Steel Authority of India Ltd’s (SAIL) shares have risen 10% in the past two trading days as the December quarter (Q3FY25) results did not disappoint in an otherwise weak market for metal stocks.
Metal stocks are under pressure lately as US President Donald Trump has imposed a 25% duty on all steel and aluminium imports effective 12 March.
Moreover, the SAIL stock was near lows, hitting a new 52-week low of ₹99.15 apiece on Tuesday. Its consolidated Q3 Ebitda at ₹2,030 crore, falling 5.3% year-on-year, yet better than the 40% decline in Q2. Ebitda is short for earnings before interest, depreciation, and amortization.
The company’s 10% drop in Q3 realization was largely offset by the 16% volume growth. While export volumes fell sharply by 75%, domestic volumes rose 25%, thanks to higher demand from infrastructure and consumer segments. Plus, overheads were lower.
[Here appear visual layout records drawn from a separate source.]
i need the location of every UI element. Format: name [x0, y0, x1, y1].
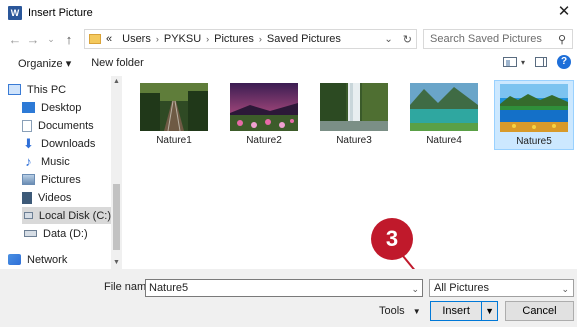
- drive-c-icon: [24, 212, 33, 219]
- breadcrumb-saved-pictures[interactable]: Saved Pictures: [267, 33, 341, 45]
- command-toolbar: Organize ▾ New folder ▾ ?: [0, 52, 577, 74]
- cancel-button[interactable]: Cancel: [505, 301, 574, 321]
- computer-icon: [8, 84, 21, 95]
- breadcrumb-pyksu[interactable]: PYKSU: [164, 33, 201, 45]
- chevron-right-icon: ›: [155, 34, 159, 44]
- sidebar-item-network[interactable]: Network: [8, 251, 67, 268]
- file-name-label: Nature2: [246, 135, 282, 146]
- up-arrow-icon[interactable]: ↑: [60, 32, 78, 47]
- preview-pane-icon[interactable]: [535, 57, 547, 67]
- sidebar-item-local-disk-c[interactable]: Local Disk (C:): [22, 207, 111, 224]
- chevron-down-icon[interactable]: ⌄: [561, 281, 569, 297]
- sunset-flowers-thumbnail: [230, 83, 298, 131]
- scrollbar-thumb[interactable]: [113, 184, 120, 250]
- file-item-nature4[interactable]: Nature4: [404, 80, 484, 150]
- search-placeholder: Search Saved Pictures: [430, 33, 542, 45]
- downloads-icon: ⬇: [23, 136, 34, 151]
- sidebar-item-label: Videos: [38, 191, 72, 204]
- music-icon: ♪: [25, 154, 32, 169]
- file-name-label: Nature3: [336, 135, 372, 146]
- title-bar: W Insert Picture ✕: [0, 0, 577, 26]
- breadcrumb-pictures[interactable]: Pictures: [214, 33, 254, 45]
- sidebar-item-label: Data (D:): [43, 227, 88, 240]
- sidebar-item-label: Network: [27, 253, 68, 266]
- sidebar-item-label: Desktop: [41, 101, 82, 114]
- change-view-icon[interactable]: [502, 57, 517, 67]
- navigation-bar: ← → ⌄ ↑ « Users › PYKSU › Pictures › Sav…: [0, 26, 577, 52]
- sidebar-item-documents[interactable]: Documents: [22, 117, 94, 134]
- file-name-label: Nature1: [156, 135, 192, 146]
- chevron-right-icon: ›: [258, 34, 262, 44]
- file-item-nature3[interactable]: Nature3: [314, 80, 394, 150]
- view-dropdown-icon[interactable]: ▾: [521, 58, 525, 67]
- tools-dropdown-icon: ▼: [412, 306, 421, 316]
- file-type-value: All Pictures: [434, 282, 490, 294]
- drive-d-icon: [24, 230, 37, 237]
- sidebar-item-label: Music: [41, 155, 70, 168]
- sidebar-item-videos[interactable]: Videos: [22, 189, 71, 206]
- address-bar[interactable]: « Users › PYKSU › Pictures › Saved Pictu…: [84, 29, 417, 49]
- search-icon: ⚲: [557, 34, 566, 46]
- dialog-footer: File name: Nature5 ⌄ All Pictures ⌄ Tool…: [0, 269, 577, 327]
- search-input[interactable]: Search Saved Pictures ⚲: [423, 29, 573, 49]
- organize-button[interactable]: Organize ▾: [18, 57, 71, 70]
- file-item-nature1[interactable]: Nature1: [134, 80, 214, 150]
- window-title: Insert Picture: [28, 7, 93, 19]
- insert-button[interactable]: Insert: [431, 302, 483, 320]
- breadcrumb-overflow[interactable]: «: [106, 33, 112, 45]
- scroll-up-icon[interactable]: ▲: [111, 76, 122, 88]
- back-arrow-icon[interactable]: ←: [6, 32, 24, 47]
- step-number-badge: 3: [371, 218, 413, 260]
- tools-label: Tools: [379, 305, 405, 317]
- sidebar-item-label: Pictures: [41, 173, 81, 186]
- sidebar-item-desktop[interactable]: Desktop: [22, 99, 81, 116]
- sidebar-item-data-d[interactable]: Data (D:): [22, 225, 88, 242]
- file-item-nature5[interactable]: Nature5: [494, 80, 574, 150]
- file-name-label: Nature4: [426, 135, 462, 146]
- address-dropdown-icon[interactable]: ⌄: [384, 34, 392, 45]
- desktop-icon: [22, 102, 35, 113]
- documents-icon: [22, 119, 32, 132]
- sidebar-scrollbar[interactable]: ▲ ▼: [111, 76, 122, 269]
- file-list: Nature1 Nature2 Nature3 Nature4 Nature5: [124, 76, 577, 269]
- word-app-icon: W: [8, 6, 22, 20]
- chevron-down-icon[interactable]: ⌄: [411, 281, 419, 297]
- network-icon: [8, 254, 21, 265]
- navigation-pane: This PC Desktop Documents ⬇ Downloads ♪ …: [0, 76, 121, 269]
- sidebar-item-label: Local Disk (C:): [38, 209, 111, 222]
- close-icon[interactable]: ✕: [555, 3, 573, 21]
- sidebar-item-this-pc[interactable]: This PC: [8, 81, 66, 98]
- railway-thumbnail: [140, 83, 208, 131]
- scroll-down-icon[interactable]: ▼: [111, 257, 122, 269]
- insert-dropdown-icon[interactable]: ▼: [482, 302, 497, 320]
- file-name-value: Nature5: [149, 282, 189, 294]
- file-name-label: Nature5: [516, 136, 552, 147]
- mountain-lake-thumbnail: [500, 84, 568, 132]
- videos-icon: [22, 191, 32, 204]
- sidebar-item-pictures[interactable]: Pictures: [22, 171, 81, 188]
- forward-arrow-icon[interactable]: →: [24, 32, 42, 47]
- tools-button[interactable]: Tools ▼: [379, 305, 421, 317]
- folder-icon: [89, 34, 101, 44]
- file-type-select[interactable]: All Pictures ⌄: [429, 279, 574, 297]
- sidebar-item-downloads[interactable]: ⬇ Downloads: [22, 135, 95, 152]
- sidebar-item-music[interactable]: ♪ Music: [22, 153, 70, 170]
- file-name-input[interactable]: Nature5 ⌄: [145, 279, 423, 297]
- file-item-nature2[interactable]: Nature2: [224, 80, 304, 150]
- sidebar-item-label: Documents: [38, 119, 94, 132]
- breadcrumb-users[interactable]: Users: [122, 33, 151, 45]
- help-icon[interactable]: ?: [557, 55, 571, 69]
- sidebar-item-label: Downloads: [41, 137, 96, 150]
- chevron-right-icon: ›: [206, 34, 210, 44]
- insert-split-button[interactable]: Insert ▼: [430, 301, 498, 321]
- lake-thumbnail: [410, 83, 478, 131]
- waterfall-thumbnail: [320, 83, 388, 131]
- refresh-icon[interactable]: ↻: [403, 33, 412, 46]
- new-folder-button[interactable]: New folder: [91, 57, 144, 69]
- pictures-icon: [22, 174, 35, 185]
- sidebar-item-label: This PC: [27, 83, 67, 96]
- recent-locations-icon[interactable]: ⌄: [42, 34, 60, 45]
The upshot is that Ebitda per tonne at ₹4,571, while 19% lower year-on-year, is almost 50% more than Q2. The company’s profitability is lower than that of its peers since about 14% of its products are sold as semi-finished goods, fetching lower prices. While SAIL has firmed up its plan to convert this into a final product, the commissioning of these facilities would take 3-4 years.
Positive triggers
SAIL’s Q4 performance should be better with stepped-up government infrastructure expenditure and lower coking coal prices. The management said coking coal prices dropped to ₹19,200 per tonne in Q3 from ₹20,600 in Q2 and should fall further by about ₹1,000 during Q4. While the realization is also expected to improve in Q4, much depends on how the market pans out after the US duty imposition.
Due to higher imports, SAIL now projects sales volume at 17.5 million tonnes (mt) in FY25 (17mt in FY24), but lower than projection of 18mt given in Q2 and 19.2mt in Q1. It has lagged in adding capacity and is still going through the three-stage approval process, with groundwork for its 7.5 million tonnes per annum expansion plan expected to start only in H2FY26. The company expects its debt-equity ratio, currently at 0.72x, to remain at 1-1.2x at the peak of expansion.
The stock has dropped about 6% in the past one year and trades at an enterprise value of 7.4x FY26 Ebitda, shows Bloomberg data. With the existing capacities running at close to full utilization, an earnings upside potential looks limited in the foreseeable future. Plus, debt is expected to spike amid the 15mtpa expansion plan and that poses a risk to investor sentiment.